Russ paused. “My number came up.”
“And you’re leaving next week?”
“Wednesday.”
The chief bit the inside of his cheek. “How’s your mom taking it?”
“About as well as you’d expect.”
“I’ll make sure to drop in on her now and again. To keep an eye on things.”
To do Russ’s job for him. “I’m sure she’ll appreciate that.”
The chief looked as if he were going to say something else, but he merely extended his hand. “Good luck to you, then.” They shook. “I don’t need you to make a statement. You can go.”
“Sir?”
The chief cocked an eyebrow at him.
“Who is that old lady? And why was she going into the reservoir like that?”
The deep lines around the chief’s eyes crinkled faintly. “Curious, are you?”
“Yes, sir.”
Liddle glanced toward the emergency-room doors. “That’s Mrs. Ketchem.”
“Ketchem? Like the clinic? And the dairy?”
“That’s the one.”
“But she must be rich!”
The chief smiled at him. “If she is, you can’t prove it by me. Rich or poor, all folks have troubles, Russell.”
“Was that why she was trying to, you know, kill herself?”
The chief stopped smiling. “I’m going to call that an accident. She’s an old woman, working out in the sun, getting up and down… it’s natural she became disoriented. Her daughter and son-in-law moved back to the area recently. I’ll have a talk with them. Maybe we can persuade Mrs. Ketchem that it’s time to give up her house and move in with them.”

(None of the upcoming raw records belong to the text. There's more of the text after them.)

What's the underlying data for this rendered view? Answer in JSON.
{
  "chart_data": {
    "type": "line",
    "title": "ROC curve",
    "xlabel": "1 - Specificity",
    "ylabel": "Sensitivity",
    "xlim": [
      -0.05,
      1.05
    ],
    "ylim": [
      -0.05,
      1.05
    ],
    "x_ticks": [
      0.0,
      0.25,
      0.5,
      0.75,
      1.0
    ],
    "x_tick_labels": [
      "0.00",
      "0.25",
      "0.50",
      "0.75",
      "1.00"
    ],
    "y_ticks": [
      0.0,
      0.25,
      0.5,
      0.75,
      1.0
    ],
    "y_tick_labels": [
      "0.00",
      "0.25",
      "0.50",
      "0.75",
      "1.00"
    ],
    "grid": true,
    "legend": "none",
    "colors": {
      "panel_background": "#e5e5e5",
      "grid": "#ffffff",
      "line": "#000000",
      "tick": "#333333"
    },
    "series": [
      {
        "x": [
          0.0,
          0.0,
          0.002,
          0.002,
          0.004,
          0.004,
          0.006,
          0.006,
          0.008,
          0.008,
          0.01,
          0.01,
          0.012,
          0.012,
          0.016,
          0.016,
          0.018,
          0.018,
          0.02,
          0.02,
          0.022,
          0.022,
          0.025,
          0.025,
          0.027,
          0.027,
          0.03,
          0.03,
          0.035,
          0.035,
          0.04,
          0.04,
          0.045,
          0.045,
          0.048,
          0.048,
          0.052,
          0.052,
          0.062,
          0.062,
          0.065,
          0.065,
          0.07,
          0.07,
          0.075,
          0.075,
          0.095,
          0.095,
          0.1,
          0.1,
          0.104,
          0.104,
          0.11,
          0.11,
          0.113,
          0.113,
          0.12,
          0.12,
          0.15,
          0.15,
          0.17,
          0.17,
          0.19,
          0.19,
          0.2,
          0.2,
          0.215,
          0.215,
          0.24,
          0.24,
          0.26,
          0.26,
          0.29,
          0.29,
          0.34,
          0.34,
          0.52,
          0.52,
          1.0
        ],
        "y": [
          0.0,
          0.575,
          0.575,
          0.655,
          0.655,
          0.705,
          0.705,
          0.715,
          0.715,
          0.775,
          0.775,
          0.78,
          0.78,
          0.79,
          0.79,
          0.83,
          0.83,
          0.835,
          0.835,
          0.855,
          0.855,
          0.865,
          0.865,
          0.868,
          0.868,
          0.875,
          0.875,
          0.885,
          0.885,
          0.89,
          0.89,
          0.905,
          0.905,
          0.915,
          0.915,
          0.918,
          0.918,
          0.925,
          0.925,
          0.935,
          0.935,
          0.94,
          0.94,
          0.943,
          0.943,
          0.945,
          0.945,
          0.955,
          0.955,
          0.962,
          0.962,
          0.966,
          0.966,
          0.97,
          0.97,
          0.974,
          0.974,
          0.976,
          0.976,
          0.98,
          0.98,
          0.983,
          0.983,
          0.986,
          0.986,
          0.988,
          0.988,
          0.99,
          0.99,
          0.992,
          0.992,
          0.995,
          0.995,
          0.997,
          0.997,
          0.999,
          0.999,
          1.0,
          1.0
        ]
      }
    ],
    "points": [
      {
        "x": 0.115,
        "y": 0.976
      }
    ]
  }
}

“But she wasn’t disoriented. She was walking into that water like you’d walk into the men’s room. She knew exactly what she was doing.”
Chief Liddle gave him a look that somehow made him draw closer. “Attempted suicide is a crime, Russell. It might require a competency hearing and an involuntary committal at the Infirmary. Now, as long as she has family to take charge of her, I don’t think she needs to go through that, do you?”
“But what if she’s… I don’t know, sick in the head or something?”